I purchased small canvases and invited a clucky friend to my house for a “crafternoon” during which we dipped the precious newborn’s feet and hands into paint and made them into little artworks to be displayed around the home.
I took photos of her in the bath, had them enlarged, and put them on the wall above said bath.
I went to Spotlight and bought fabric covered in farm animals and stretched it into artwork to decorate her nursery walls.
Mid-Twenties-First-Time-Mum Bec had waaaaaay too much time on her hands.
When the second child was born there was no time for a baby book.
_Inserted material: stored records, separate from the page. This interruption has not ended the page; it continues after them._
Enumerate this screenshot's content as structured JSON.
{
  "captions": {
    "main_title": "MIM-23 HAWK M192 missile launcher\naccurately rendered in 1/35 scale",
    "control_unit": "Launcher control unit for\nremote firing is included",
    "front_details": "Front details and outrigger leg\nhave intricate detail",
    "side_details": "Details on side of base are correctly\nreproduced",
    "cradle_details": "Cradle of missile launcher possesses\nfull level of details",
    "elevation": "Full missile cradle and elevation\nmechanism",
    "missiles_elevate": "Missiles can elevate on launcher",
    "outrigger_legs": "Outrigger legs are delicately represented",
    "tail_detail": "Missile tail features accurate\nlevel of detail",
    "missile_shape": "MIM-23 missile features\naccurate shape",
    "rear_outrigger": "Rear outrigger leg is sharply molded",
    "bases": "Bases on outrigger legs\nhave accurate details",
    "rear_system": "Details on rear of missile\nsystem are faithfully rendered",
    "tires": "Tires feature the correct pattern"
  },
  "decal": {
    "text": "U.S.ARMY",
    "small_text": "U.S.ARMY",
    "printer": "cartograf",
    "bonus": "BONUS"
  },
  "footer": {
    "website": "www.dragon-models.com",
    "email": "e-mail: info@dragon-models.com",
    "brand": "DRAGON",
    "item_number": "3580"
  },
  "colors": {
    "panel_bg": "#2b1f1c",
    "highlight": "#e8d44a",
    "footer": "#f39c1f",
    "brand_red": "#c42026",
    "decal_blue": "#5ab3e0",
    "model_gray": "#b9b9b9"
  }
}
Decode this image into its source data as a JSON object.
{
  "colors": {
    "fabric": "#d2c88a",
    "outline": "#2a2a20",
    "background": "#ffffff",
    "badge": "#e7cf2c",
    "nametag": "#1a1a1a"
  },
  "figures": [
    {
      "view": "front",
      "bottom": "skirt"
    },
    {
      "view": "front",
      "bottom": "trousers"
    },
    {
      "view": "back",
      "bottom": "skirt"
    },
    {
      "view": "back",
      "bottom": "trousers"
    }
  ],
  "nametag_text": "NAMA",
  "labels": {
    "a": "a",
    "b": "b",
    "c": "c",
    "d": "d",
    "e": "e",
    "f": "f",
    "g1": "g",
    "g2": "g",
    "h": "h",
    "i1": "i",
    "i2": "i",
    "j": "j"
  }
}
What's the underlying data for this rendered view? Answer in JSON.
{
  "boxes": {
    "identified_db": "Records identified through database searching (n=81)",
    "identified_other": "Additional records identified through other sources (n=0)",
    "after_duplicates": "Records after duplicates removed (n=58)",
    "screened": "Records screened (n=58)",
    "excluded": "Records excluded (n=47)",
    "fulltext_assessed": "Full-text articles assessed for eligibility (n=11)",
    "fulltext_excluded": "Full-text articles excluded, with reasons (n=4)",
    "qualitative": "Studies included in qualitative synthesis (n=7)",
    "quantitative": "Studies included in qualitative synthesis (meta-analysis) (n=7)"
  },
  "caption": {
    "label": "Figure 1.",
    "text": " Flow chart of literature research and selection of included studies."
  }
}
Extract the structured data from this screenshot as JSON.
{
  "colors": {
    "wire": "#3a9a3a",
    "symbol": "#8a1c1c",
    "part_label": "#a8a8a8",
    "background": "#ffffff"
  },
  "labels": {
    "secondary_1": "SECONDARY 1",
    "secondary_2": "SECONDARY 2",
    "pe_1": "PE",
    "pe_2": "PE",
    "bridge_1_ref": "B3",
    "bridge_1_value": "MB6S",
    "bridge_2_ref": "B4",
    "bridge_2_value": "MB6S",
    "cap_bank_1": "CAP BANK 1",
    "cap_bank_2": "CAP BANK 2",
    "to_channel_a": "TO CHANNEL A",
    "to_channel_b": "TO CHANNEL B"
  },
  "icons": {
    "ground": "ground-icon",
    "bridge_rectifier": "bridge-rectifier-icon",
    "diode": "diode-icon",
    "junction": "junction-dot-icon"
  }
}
But by this stage the digital photo book had been invented therefore when I had an attack of the guilts about the lack of documentation of her life, I whipped up a quick book and considered that box ticked.
There were no personalised decorations on our walls, in the bathroom or indeed in her nursery.
Then there was the third child.
The third child may have reason to suspect her childhood did not occur. Lucky Instagram came along in her toddler years or there may well have been little evidence of her very existence.
As for decorating her nursery. Welllll she didn’t really have one. Her hand-me-down cot was placed in the study nook outside our bedroom and when she was old enough to move into a Big Girl’s Bed she shared a room with her older sibling.
We discussed on radio my penchant for Marie Kondo-ing my kids’ artwork and school books and I’ll admit the majority of our callers made me feel mildly shamed.
One kept big storage boxes under their bed full of every piece of childhood creativity their offspring had ever brought home.
Another laminated artworks to save them from disintegration into the future. (Early-Twenties-First-Time-Mum Bec really wanted a laminator)
The most impressive dedication to early childhood artistic preservation came from a mother who photographed each piece and transformed it into a coffee table book.
And here’s me tiptoeing out to the recycling bin at the end of the school year dumping books containing pages and pages of long division and handwriting practice that document crucial stages of my children’s developmental progress.
Mother. Of. The. Year.
But here’s the thing. Here’s why I set my sentimentality benchmark relatively low.
Would I now, in my forties, want to leaf through all of my primary school memories?
If I’m honest, no I would not, and had my parents gone to the trouble of holding onto such prehistoric relics, I would just feel guilty turfing them out after a quick nostalgic perusal.
Unless I’d made a Mother’s Day card exposing my mum’s alcoholic beverage of choice circa 1980. That, I’d still like to see.